Good afternoon everyone. I created a migration "clients" in the laravel that receives 3 foreign keys coming from entities: modalities, requests and locals.

In my view when registering a client and viewing in phpmyadmin I see that all the data is saved with their respective names, however in this my clients table, the modal, request and locals columns are saved only the id.

For example:

In the mode select the user chooses the first select item that is Special.

In the select of orders the user chooses the second item of the select that is Varied.

In the select of locals the user chooses the third item of the select that is São Paulo.
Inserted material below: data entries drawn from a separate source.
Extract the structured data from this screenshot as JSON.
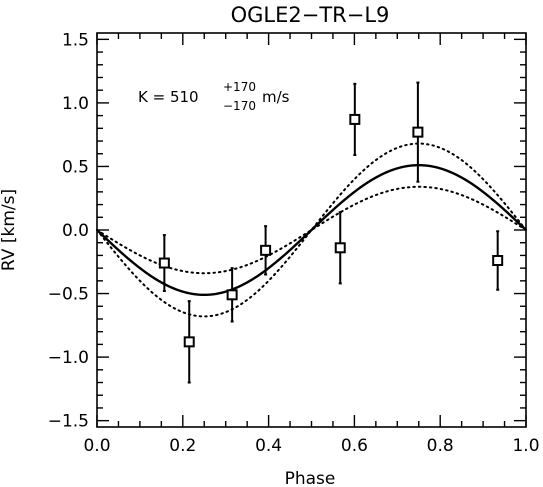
{
  "chart_data": {
    "type": "scatter",
    "title": "OGLE2−TR−L9",
    "xlabel": "Phase",
    "ylabel": "RV [km/s]",
    "xlim": [
      0.0,
      1.0
    ],
    "ylim": [
      -1.55,
      1.55
    ],
    "x_ticks": [
      0.0,
      0.2,
      0.4,
      0.6,
      0.8,
      1.0
    ],
    "x_tick_labels": [
      "0.0",
      "0.2",
      "0.4",
      "0.6",
      "0.8",
      "1.0"
    ],
    "y_ticks": [
      -1.5,
      -1.0,
      -0.5,
      0.0,
      0.5,
      1.0,
      1.5
    ],
    "y_tick_labels": [
      "−1.5",
      "−1.0",
      "−0.5",
      "0.0",
      "0.5",
      "1.0",
      "1.5"
    ],
    "annotation": {
      "prefix": "K = 510",
      "sup": "+170",
      "sub": "−170",
      "unit": "m/s"
    },
    "points": [
      {
        "x": 0.157,
        "y": -0.26,
        "err": 0.22
      },
      {
        "x": 0.215,
        "y": -0.88,
        "err": 0.32
      },
      {
        "x": 0.315,
        "y": -0.51,
        "err": 0.21
      },
      {
        "x": 0.393,
        "y": -0.16,
        "err": 0.19
      },
      {
        "x": 0.567,
        "y": -0.14,
        "err": 0.28
      },
      {
        "x": 0.601,
        "y": 0.87,
        "err": 0.28
      },
      {
        "x": 0.748,
        "y": 0.77,
        "err": 0.39
      },
      {
        "x": 0.934,
        "y": -0.24,
        "err": 0.23
      }
    ],
    "model": {
      "K": 0.51,
      "K_upper": 0.68,
      "K_lower": 0.34,
      "form": "-K*sin(2*pi*phase)"
    },
    "grid": false,
    "legend": "none"
  }
}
If I go there in phpmyadmin to see how it was in the register you will be in these columns respectively: 1, 2 and 3.

Is it anyway or am I doing something wrong so the name is not appearing?

My clients migration looks like this:

$table->increments('id');
$table->string('nome_cliente',80);
$table->string('email_cliente',80)->unique();
$table->string('endereco',50);
$table->string('situacao',20);
$table->integer('modalidade_id')->unsigned();
$table->foreign('modalidade_id')->references('id')->on('modalidades');
$table->integer('pedido_id')->unsigned();
$table->foreign('pedido_id')->references('id')->on('pedidos');
$table->integer('locals_id')->unsigned();
$table->foreign('locals_id')->references('id')->on('locals');

            $table->softDeletes();

            $table->timestamps();
    
asked by anonymous 20.09.2018 / 20:45

1 answer

0

Foreign key is the field that establishes the relationship between two tables.
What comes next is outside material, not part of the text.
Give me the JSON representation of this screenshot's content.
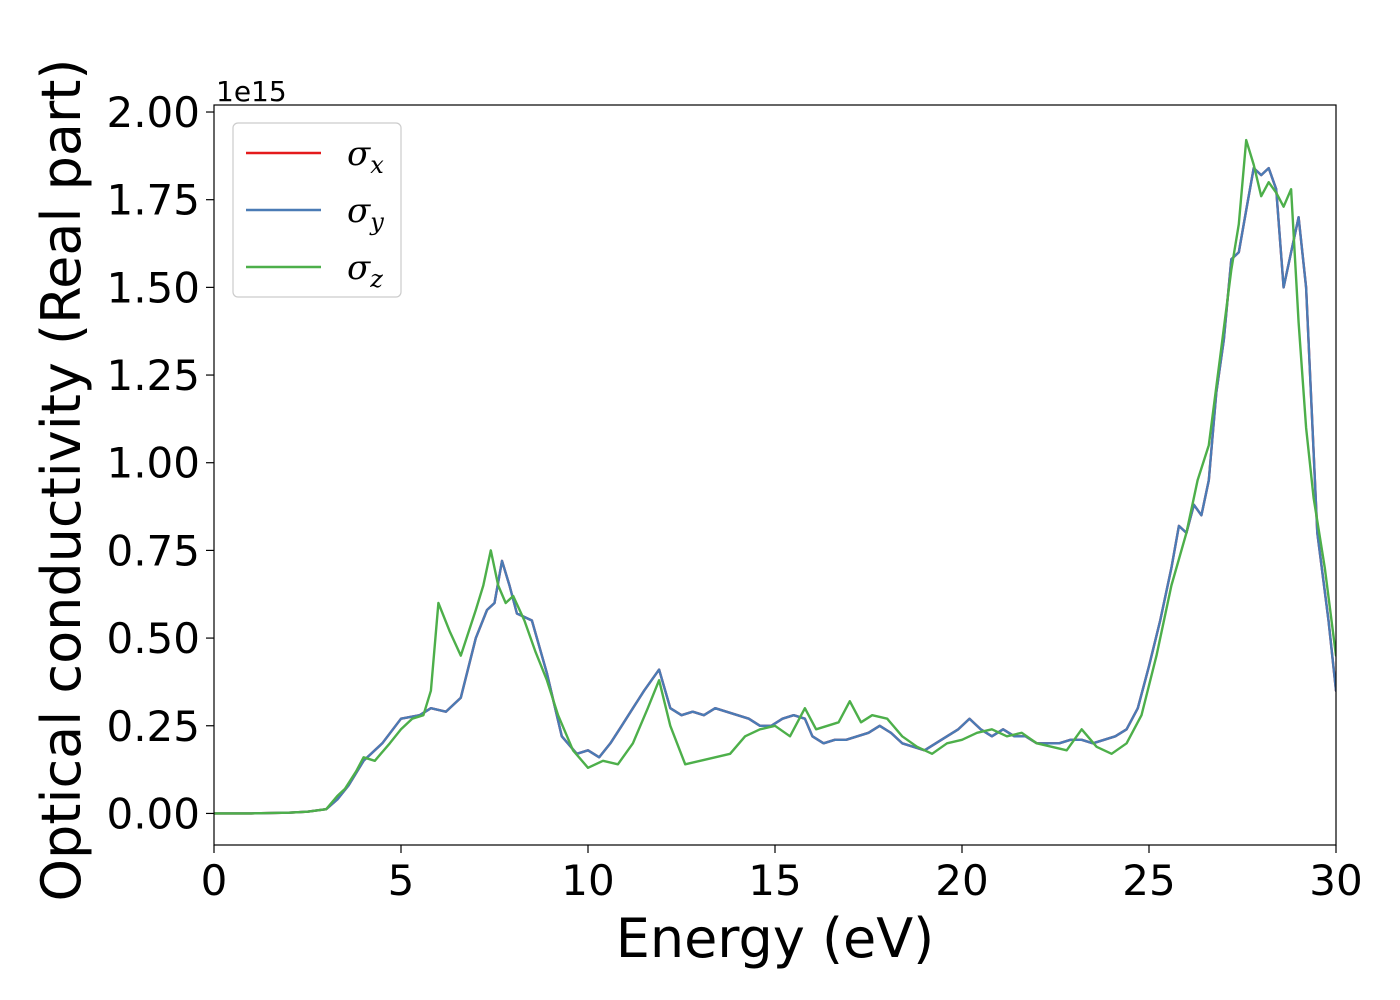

Thus, one column corresponds to the same column that is the primary key of another table .

In this way, you must specify in the table that contains the foreign key what these columns are and to which table it is related.

The database will check if all fields that refer to the table are specified, and by default the vast majority of databases by convention use the ids of each table.

It's easier to compare an int , than a string, do not you think? For a string can contain variations between lowercase, uppercase, and size, and an int will always be an int.